Guidelines for improving the quality of youth development work management

The guidelines that follow are additional practical suggestions for improving the quality of your managerial youth development work.

This section (adapted from Cattermole et al, 1987) provides some useful guidelines on how to perform your management role as a youth development worker. They should be useful to you whether you work in a small or big organization.

  • Define clearly the tasks you must complete. You should devise your activities and goals by using objective criteria, not merely a feeling of what should be done.
  • You must carefully identify the parameters of your own agency – that is, its area of operations. You should know which activities should be done by the agency you operate in and which are best done by other agencies. You need to be honest about this.

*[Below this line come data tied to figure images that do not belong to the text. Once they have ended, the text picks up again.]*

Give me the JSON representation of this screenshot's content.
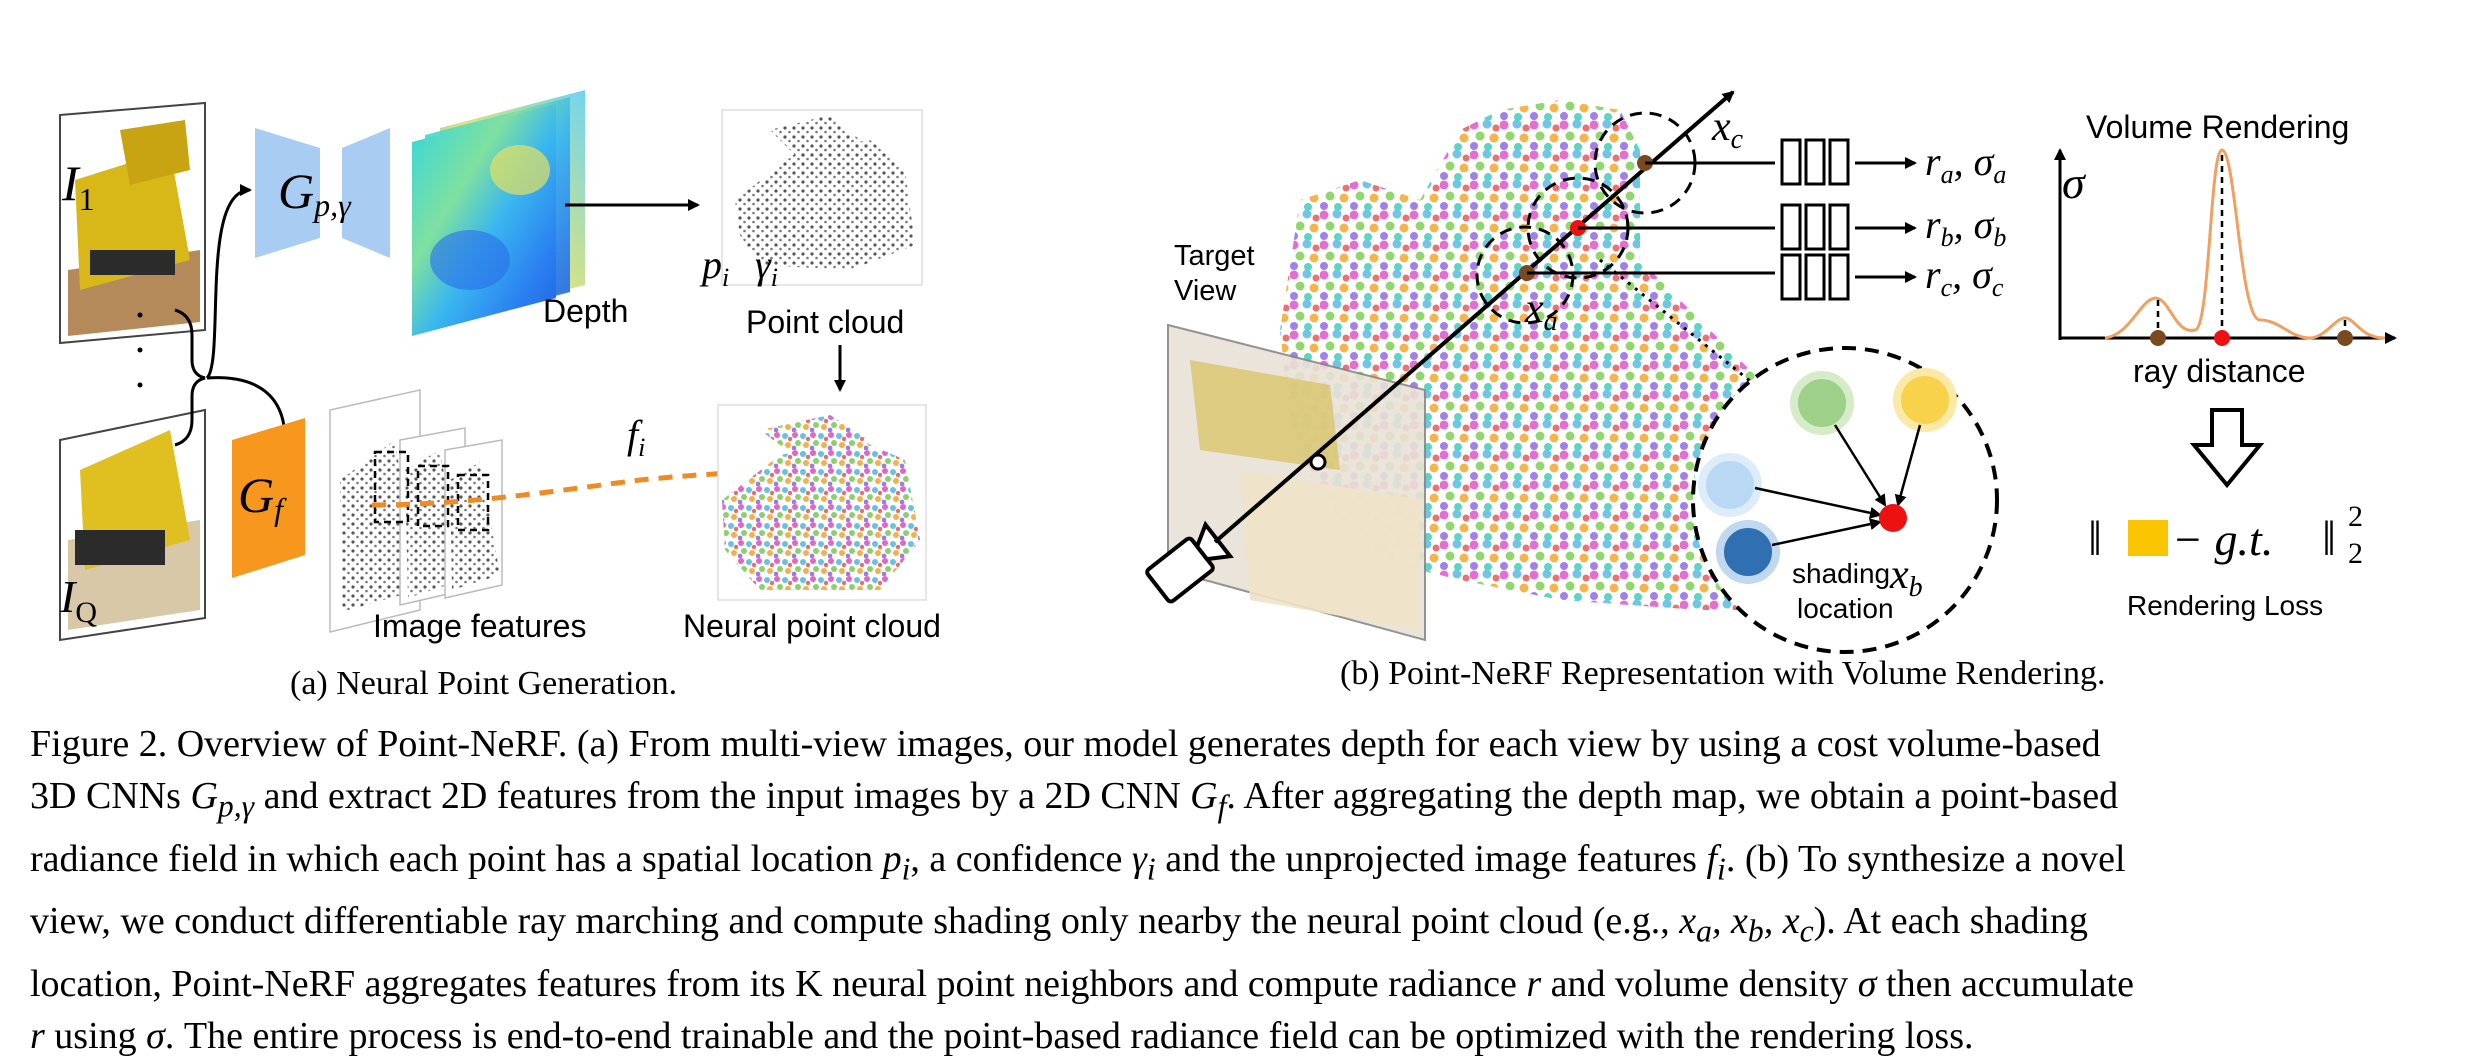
{
  "panel_a": {
    "label_i1": "I",
    "label_i1_sub": "1",
    "label_iq": "I",
    "label_iq_sub": "Q",
    "encoder_depth": "G",
    "encoder_depth_sub": "p,γ",
    "encoder_feat": "G",
    "encoder_feat_sub": "f",
    "depth_label": "Depth",
    "point_cloud_label": "Point cloud",
    "pi_label": "p",
    "pi_sub": "i",
    "gamma_label": "γ",
    "gamma_sub": "i",
    "fi_label": "f",
    "fi_sub": "i",
    "image_features_label": "Image features",
    "neural_point_cloud_label": "Neural point cloud",
    "subcaption": "(a) Neural Point Generation."
  },
  "panel_b": {
    "target_view_line1": "Target",
    "target_view_line2": "View",
    "xa": "x",
    "xa_sub": "a",
    "xb": "x",
    "xb_sub": "b",
    "xc": "x",
    "xc_sub": "c",
    "out_a": "r",
    "out_a_sub": "a",
    "sig_a_sub": "a",
    "out_b": "r",
    "out_b_sub": "b",
    "sig_b_sub": "b",
    "out_c": "r",
    "out_c_sub": "c",
    "sig_c_sub": "c",
    "sigma": "σ",
    "volume_rendering_label": "Volume Rendering",
    "ray_distance_label": "ray distance",
    "shading_line1": "shading",
    "shading_line2": "location",
    "loss_text": "− g.t.",
    "loss_norm_sub": "2",
    "loss_norm_sup": "2",
    "rendering_loss_label": "Rendering Loss",
    "subcaption": "(b) Point-NeRF Representation with Volume Rendering."
  },
  "caption": {
    "line1": "Figure 2. Overview of Point-NeRF. (a) From multi-view images, our model generates depth for each view by using a cost volume-based",
    "line2a": "3D CNNs ",
    "line2b": " and extract 2D features from the input images by a 2D CNN ",
    "line2c": ". After aggregating the depth map, we obtain a point-based",
    "line3a": "radiance field in which each point has a spatial location ",
    "line3b": ", a confidence ",
    "line3c": " and the unprojected image features ",
    "line3d": ". (b) To synthesize a novel",
    "line4a": "view, we conduct differentiable ray marching and compute shading only nearby the neural point cloud (e.g., ",
    "line4b": "). At each shading",
    "line5a": "location, Point-NeRF aggregates features from its K neural point neighbors and compute radiance ",
    "line5b": " and volume density ",
    "line5c": " then accumulate",
    "line6a": "",
    "line6b": " using ",
    "line6c": ". The entire process is end-to-end trainable and the point-based radiance field can be optimized with the rendering loss.",
    "m_gpg": "G",
    "m_gpg_sub": "p,γ",
    "m_gf": "G",
    "m_gf_sub": "f",
    "m_pi": "p",
    "m_pi_sub": "i",
    "m_gi": "γ",
    "m_gi_sub": "i",
    "m_fi": "f",
    "m_fi_sub": "i",
    "m_xs": "x",
    "m_xa_sub": "a",
    "m_xb_sub": "b",
    "m_xc_sub": "c",
    "m_comma": ", ",
    "m_r": "r",
    "m_sigma": "σ"
  },
  "colors": {
    "encoder_blue": "#a9cdf2",
    "encoder_orange": "#f7971d",
    "arrow_orange": "#f08a24",
    "sample_brown": "#7a4a1e",
    "sample_red": "#ee1111",
    "curve_orange": "#f0a060",
    "loss_yellow": "#f9c400",
    "neighbor_green": "#9fd08a",
    "neighbor_yellow": "#f8d24a",
    "neighbor_lightblue": "#b8d8f4",
    "neighbor_darkblue": "#2f6fb2"
  }
}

It is also necessary for staying on track with the activities and goals at hand. In some organizations, the parameters are already clearly defined. In others – especially new organizations – it’s important to do this so that duplication of activities is avoided.

Once the tasks appropriate to the organization have been identified, they should be examined against the background of:

  • The agency’s overall strategy
  • Its aims and purpose
  • Resource constraints
  • Potential threats to efficiency and effectiveness.

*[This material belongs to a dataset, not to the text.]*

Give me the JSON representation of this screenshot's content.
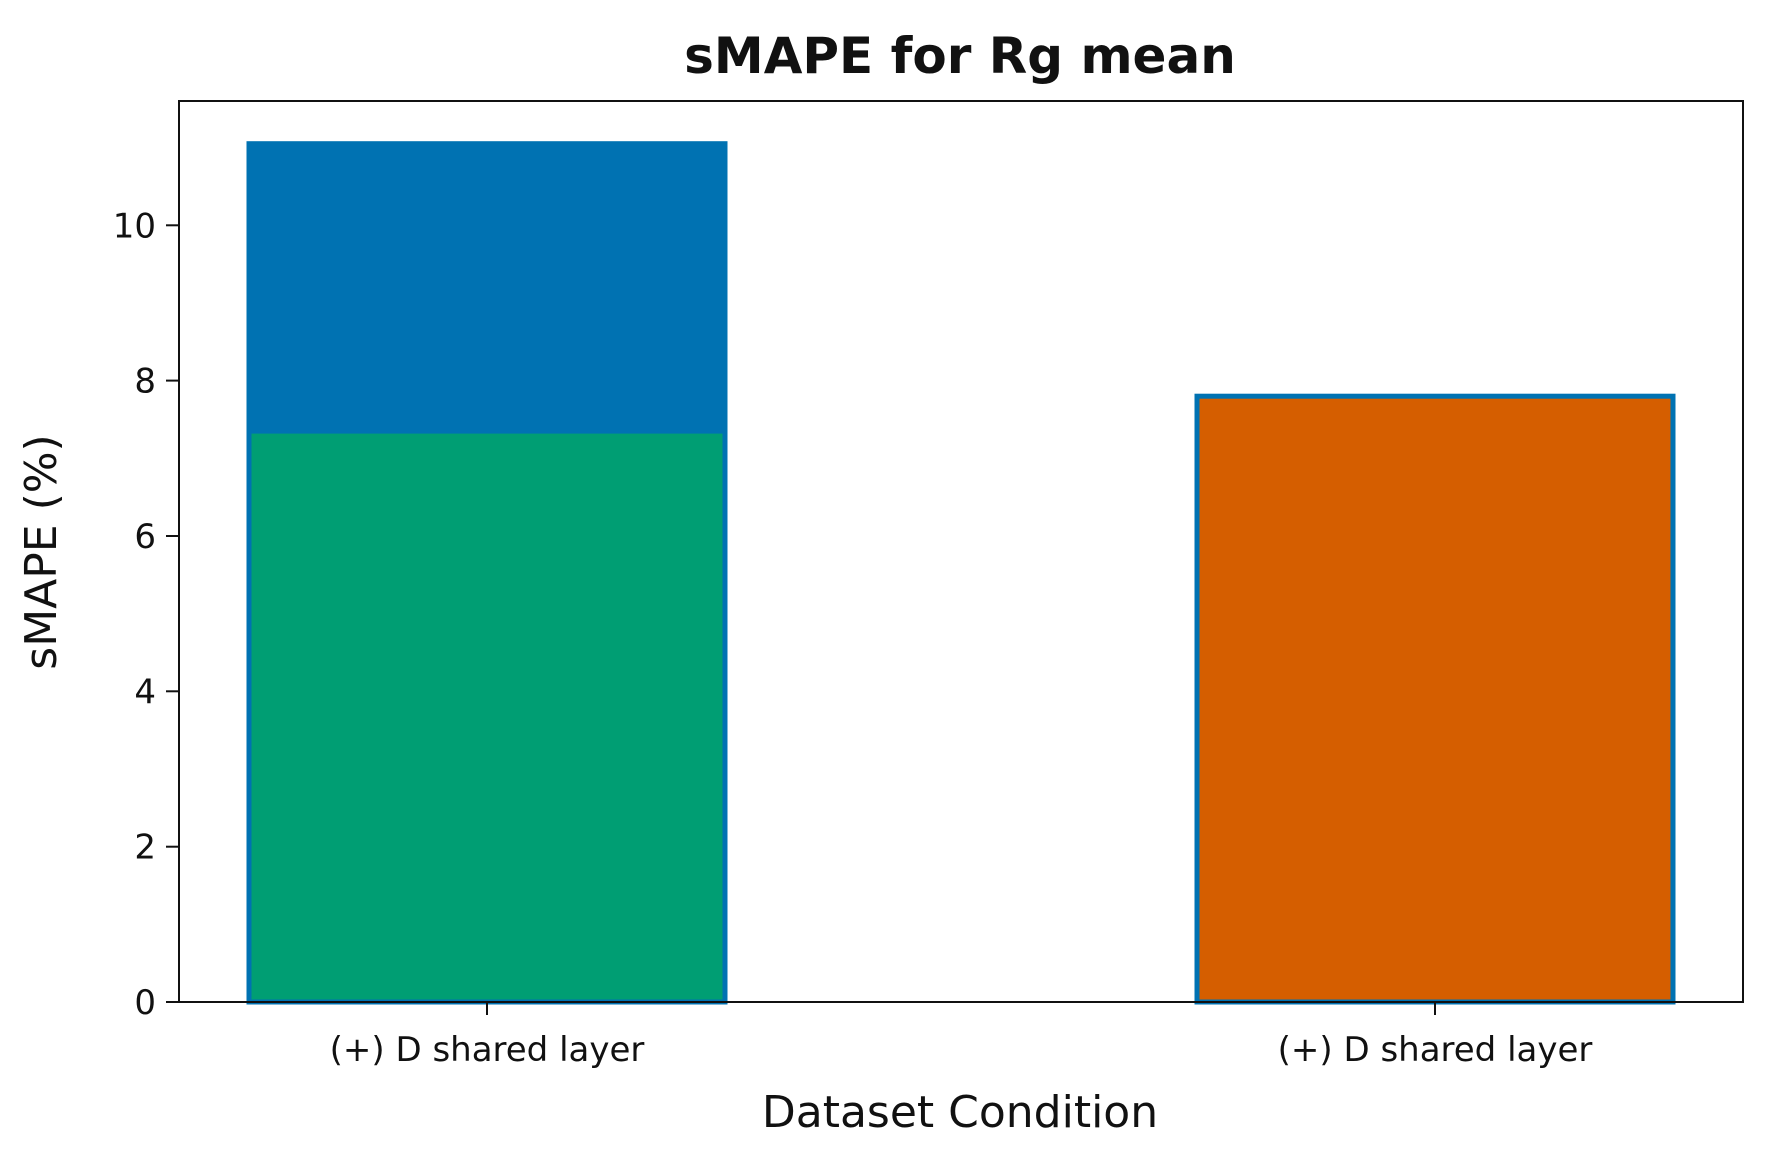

This will help you prioritize and organize these tasks.

Once you are clear about priorities, you have the task of convincing your colleagues (on the same, higher and lower levels) of the overall strategy and its component activities. Clarity of priorities will enhance your critical management skill of gaining power and influence among your colleagues.

The next step is to quantify the resources needed for your program. Resources are scarce. One of your most important tasks. As a manager in development work is to use resources to achieve the best possible results with the lowest cost and human resource input.

You need to be satisfied that the project is progressing well, and this goes hand in hand with appropriate training, support, and supervision of staff. The skill of solving problems creatively includes the steps of evaluation and implementation of solutions collectively with staff, and these also provide opportunities for feedback and gaining acceptance of the project and its activities by all stakeholders.

As the manager, you are also responsible for monitoring and evaluating the program. You should make sure that policymakers and staff are aware of the importance of project evaluation. It’s also your job to ensure that the evaluation is carried out effectively and the results implemented in order to improve the quality of the program. This will enable you to make informed decisions on the future of the project because the evaluation helps to answer the following questions about the program:

  • Should it be maintained without change?
  • Should it be maintained with adjustments?
  • Should it be transferred to another agency?
  • Should it be terminated?

 

You should note that the results of the evaluation might not be accepted. by everyone, but it is your role as the manager to negotiate the implementation of the results of the evaluation and to constantly review and improve the situation as emphasized in the spiral problem-solving model we discussed earlier.

These tasks are not easy. This is one of the reasons why effective communication skills and time management and critical path analysis are so important. In thinking about and discussing these issues, you should always keep in mind that the question of skills is just one of several major issues in youth development work. According to Smith (1988, p. 78), the issues of ‘identity’ and ‘orientation’ need to receive attention as well. This boils down to the extent to which you, as a youth development worker, identify yourself as a manager and orientate yourself in that direction. Usually, the face-to-face workers know that they have a responsibility to manage their own interventions with youth so some of the questions they will ask will be about ‘purpose’ and ‘process’. The person managing the administration is also a youth development worker, but someone with those responsibilities will be more interested in ‘procedures’ than ‘process’.